Who: Mark T. Gladwin, MD
Jack D. Myers Distinguished Professor and Chair
Chairman of the Department of Medicine
Associate Dean for Physician-Scientist Mentoring
Associate Vice Chancellor for Science Strategy, Health Sciences
University of Pittsburgh Medical Center and University of Pittsburgh School of Medicine
Date: Feb. 14, 2022
Time: 1 p.m. to 2:30 p.m.
Location: MSTF Leadership Hall
Dr. Gladwin is a physician-scientist, clinician, educator, and academic leader who serves as the Jack D. Myers Distinguished Professor and chair of the Department of Medicine at the University of Pittsburgh School of Medicine and University of Pittsburgh Medical Center. As department chair since 2014, he oversees more than 750 faculty and combined clinical and research revenues of about $300 million. He also serves as associate dean for Physician-Scientist Mentoring and associate vice chancellor for Science Strategy, Health Sciences.
He previously served as a branch chief in the intramural program of the National Heart, Lung, and Blood Institute at the National Institutes of Health (NIH) and was the founding director in 2008 of the Pittsburgh Heart, Lung, and Blood Vascular Medicine Institute.
Dr. Gladwin also leads active basic and clinical research programs, directs a T32 training grant, and attends clinical services in the medical ICU.
He earned his bachelor’s and medical degree from the University of Miami.

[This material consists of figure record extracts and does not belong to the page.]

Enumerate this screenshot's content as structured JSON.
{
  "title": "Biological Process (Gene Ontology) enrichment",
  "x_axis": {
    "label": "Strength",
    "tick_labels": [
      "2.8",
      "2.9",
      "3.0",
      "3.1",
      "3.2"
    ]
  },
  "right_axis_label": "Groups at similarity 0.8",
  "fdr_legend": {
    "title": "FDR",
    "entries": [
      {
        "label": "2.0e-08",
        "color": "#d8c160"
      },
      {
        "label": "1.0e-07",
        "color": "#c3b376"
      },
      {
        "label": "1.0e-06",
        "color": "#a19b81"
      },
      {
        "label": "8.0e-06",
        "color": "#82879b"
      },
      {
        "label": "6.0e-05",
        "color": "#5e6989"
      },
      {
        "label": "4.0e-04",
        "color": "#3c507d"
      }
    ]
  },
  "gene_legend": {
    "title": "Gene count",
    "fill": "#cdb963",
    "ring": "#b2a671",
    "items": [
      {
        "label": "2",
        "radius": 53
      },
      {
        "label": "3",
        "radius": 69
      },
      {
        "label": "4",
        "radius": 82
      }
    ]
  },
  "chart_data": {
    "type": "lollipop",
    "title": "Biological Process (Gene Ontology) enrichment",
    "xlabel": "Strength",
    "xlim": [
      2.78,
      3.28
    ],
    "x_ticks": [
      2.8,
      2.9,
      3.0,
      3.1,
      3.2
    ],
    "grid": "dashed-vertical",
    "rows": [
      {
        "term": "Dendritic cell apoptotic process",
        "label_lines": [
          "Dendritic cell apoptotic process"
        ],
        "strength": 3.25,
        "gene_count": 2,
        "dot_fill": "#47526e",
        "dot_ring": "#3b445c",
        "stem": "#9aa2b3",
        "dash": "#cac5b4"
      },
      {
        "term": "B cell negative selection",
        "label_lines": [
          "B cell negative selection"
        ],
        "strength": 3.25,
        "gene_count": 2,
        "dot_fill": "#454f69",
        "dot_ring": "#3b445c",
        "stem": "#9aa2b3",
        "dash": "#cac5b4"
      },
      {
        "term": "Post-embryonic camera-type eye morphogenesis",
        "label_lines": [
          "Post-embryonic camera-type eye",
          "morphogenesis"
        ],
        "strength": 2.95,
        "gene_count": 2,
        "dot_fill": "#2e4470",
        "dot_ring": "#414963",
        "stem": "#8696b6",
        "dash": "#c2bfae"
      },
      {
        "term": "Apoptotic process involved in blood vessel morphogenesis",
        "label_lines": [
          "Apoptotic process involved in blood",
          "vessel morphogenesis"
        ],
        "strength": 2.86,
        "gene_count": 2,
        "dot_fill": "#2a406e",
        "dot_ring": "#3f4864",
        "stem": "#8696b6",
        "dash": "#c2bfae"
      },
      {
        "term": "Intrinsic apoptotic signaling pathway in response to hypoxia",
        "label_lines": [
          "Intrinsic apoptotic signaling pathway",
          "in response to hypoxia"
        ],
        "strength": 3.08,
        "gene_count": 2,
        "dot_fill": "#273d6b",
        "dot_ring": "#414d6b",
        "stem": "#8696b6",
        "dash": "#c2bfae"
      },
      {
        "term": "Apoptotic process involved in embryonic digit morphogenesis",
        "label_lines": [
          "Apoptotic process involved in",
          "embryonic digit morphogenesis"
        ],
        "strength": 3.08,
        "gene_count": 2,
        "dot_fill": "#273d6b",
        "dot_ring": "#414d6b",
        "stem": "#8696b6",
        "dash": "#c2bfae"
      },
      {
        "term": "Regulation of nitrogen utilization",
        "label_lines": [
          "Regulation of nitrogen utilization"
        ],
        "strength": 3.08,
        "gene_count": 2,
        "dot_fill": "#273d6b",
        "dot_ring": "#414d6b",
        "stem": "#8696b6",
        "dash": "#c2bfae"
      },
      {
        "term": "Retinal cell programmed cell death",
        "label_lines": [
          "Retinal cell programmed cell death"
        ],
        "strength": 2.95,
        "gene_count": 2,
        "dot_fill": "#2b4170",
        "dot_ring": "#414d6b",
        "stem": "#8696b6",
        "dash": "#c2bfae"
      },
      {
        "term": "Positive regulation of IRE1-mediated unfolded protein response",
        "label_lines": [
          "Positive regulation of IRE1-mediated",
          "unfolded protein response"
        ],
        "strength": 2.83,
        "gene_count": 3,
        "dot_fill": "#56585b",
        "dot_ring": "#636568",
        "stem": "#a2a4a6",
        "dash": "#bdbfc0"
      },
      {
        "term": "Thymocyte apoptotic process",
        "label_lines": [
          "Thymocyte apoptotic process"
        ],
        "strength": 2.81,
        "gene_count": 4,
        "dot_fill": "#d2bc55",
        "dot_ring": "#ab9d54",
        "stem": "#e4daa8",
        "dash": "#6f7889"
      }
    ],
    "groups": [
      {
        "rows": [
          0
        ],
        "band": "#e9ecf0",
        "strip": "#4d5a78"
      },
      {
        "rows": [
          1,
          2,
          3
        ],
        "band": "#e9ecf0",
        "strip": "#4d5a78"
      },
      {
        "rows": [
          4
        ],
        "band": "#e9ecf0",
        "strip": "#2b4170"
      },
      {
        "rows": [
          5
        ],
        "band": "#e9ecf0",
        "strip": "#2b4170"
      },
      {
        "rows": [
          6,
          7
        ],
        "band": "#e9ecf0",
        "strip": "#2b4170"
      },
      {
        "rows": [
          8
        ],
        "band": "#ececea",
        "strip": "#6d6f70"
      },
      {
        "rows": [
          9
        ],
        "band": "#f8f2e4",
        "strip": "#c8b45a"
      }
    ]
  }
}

He completed his internship and chief residency in internal medicine at the Oregon Health Sciences University, followed by a critical care medicine fellowship at NIH and a pulmonary fellowship at the University of Washington in Seattle.
He is the co-author of the textbooks “Clinical Microbiology Made Ridiculously Simple” and “Critical Care and Hospitalist Medicine Made Ridiculously Simple.”